I feel this story didn't get a fair read from me in a way, because I was in no mood for clever flash. But I think I still would have been bothered by the fact that I could not see the clockmaker's motivation in killing the wife and especially the daughter with whom he was sleeping.
It felt like that motivation was conjured out of nothing, because without it, you couldn't have the twist ending of the clockmaker's own unborn baby thwarting his plans. Edited: Aug 18, , pm. Story 21 in August.
Published in Unlocking the Air and Other Stories. Collection and story published This is a mainstream short story following an elderly woman who's riding on the bus and talking to a friend about her sister's recent fall.
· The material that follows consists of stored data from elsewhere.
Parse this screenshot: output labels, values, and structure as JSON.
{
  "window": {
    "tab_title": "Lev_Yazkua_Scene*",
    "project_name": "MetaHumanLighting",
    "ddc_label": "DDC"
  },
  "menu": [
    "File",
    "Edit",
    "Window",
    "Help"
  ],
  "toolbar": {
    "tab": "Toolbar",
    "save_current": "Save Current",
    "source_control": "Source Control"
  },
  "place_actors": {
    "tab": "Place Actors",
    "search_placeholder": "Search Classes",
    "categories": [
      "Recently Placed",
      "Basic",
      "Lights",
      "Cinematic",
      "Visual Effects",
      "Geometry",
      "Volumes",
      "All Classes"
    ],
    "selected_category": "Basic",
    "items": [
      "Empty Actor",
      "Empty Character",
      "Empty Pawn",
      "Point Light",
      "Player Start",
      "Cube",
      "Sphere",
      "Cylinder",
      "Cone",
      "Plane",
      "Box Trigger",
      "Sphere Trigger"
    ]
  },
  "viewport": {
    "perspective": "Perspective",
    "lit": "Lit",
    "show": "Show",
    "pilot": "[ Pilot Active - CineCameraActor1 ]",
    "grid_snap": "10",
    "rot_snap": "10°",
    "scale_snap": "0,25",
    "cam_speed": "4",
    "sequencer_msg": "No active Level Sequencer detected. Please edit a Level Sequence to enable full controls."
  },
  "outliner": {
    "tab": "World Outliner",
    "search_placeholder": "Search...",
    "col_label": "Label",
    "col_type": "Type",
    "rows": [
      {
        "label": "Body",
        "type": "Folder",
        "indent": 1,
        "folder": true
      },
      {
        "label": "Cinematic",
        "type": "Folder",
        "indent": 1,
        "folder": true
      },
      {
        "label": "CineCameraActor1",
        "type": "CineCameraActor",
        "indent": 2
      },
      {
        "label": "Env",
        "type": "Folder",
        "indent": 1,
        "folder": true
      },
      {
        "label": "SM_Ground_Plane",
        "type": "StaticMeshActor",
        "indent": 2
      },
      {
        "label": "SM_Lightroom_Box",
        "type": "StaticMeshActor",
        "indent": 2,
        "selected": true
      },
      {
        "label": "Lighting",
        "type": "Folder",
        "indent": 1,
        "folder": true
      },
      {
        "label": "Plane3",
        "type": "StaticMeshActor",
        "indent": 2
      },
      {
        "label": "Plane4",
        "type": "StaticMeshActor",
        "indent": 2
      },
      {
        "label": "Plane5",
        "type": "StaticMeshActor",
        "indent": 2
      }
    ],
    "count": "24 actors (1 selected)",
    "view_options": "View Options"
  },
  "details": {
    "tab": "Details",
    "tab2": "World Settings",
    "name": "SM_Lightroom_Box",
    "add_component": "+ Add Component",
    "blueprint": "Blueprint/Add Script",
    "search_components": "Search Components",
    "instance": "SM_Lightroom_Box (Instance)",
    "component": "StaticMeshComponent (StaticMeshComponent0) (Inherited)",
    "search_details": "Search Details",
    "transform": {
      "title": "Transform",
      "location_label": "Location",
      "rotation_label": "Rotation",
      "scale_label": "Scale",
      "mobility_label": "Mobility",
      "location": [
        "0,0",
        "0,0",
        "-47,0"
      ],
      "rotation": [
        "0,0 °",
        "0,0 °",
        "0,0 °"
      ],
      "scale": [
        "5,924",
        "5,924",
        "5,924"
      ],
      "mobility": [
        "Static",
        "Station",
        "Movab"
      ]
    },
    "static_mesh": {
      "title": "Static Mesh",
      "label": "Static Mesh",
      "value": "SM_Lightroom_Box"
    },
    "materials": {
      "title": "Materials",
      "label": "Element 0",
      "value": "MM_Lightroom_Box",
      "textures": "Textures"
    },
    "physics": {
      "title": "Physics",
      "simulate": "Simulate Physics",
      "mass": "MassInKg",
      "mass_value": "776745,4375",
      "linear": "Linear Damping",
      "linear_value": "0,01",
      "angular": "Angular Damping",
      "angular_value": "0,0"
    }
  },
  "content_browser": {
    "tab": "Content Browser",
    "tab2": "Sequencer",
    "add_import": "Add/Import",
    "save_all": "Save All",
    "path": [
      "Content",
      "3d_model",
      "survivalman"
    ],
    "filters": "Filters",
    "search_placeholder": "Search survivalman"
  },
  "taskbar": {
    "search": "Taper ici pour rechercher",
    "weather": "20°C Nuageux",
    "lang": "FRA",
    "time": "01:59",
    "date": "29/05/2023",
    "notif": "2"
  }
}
It's nicely written, but there's not much too it -- more slice of life than anything else.
At the same time, this was perhaps a little too on the nose for me. Become a Patron! I hadn't noticed the flash-heavy roster or anyway, you tend to go in runs , and you're still reading more than I am even on the drugs! I think it's domestic violence, but nothing is made clear in this story. JULY At least it wasn't actually a weremoose horror story.
Story 22 in August. Yet another strong story in this anthology. It's narrated by an overweight, brainy African American teenager named Lamont who makes two friends upon starting high school: a big kid named Tommy who is the only Caucasian kid in the freshman class, and a girl named Deidre. Their tentative friendship formed the first day of school is cemented a few weeks later when they all happen to join the Writing Club. Lamont writes poetry, mainly about his parents' divorce, but is too shy to share it with the group. Observing how Tommy doesn't care that he looks different than everyone else, Lamont finds his courage.
Story 23 in August.
http://objectifcoaching.com/components/covington/exemple-de-description-de.php This story is from the POV of a sniper in Baghdad, who is about to shoot a suicide bomber knowing that he'll also kill the child the bomber carries on his shoulders as something of a shield. I felt this was clunky in a few places and a bit heavy-handed with the term "heartstrings" overused a tad. Structurally, I thought the story would have been more effective in simple chronological order, rather than with a flashback within a flashback, just to get back to the same spot.
Edited: Aug 24, , pm. Story 24 in August.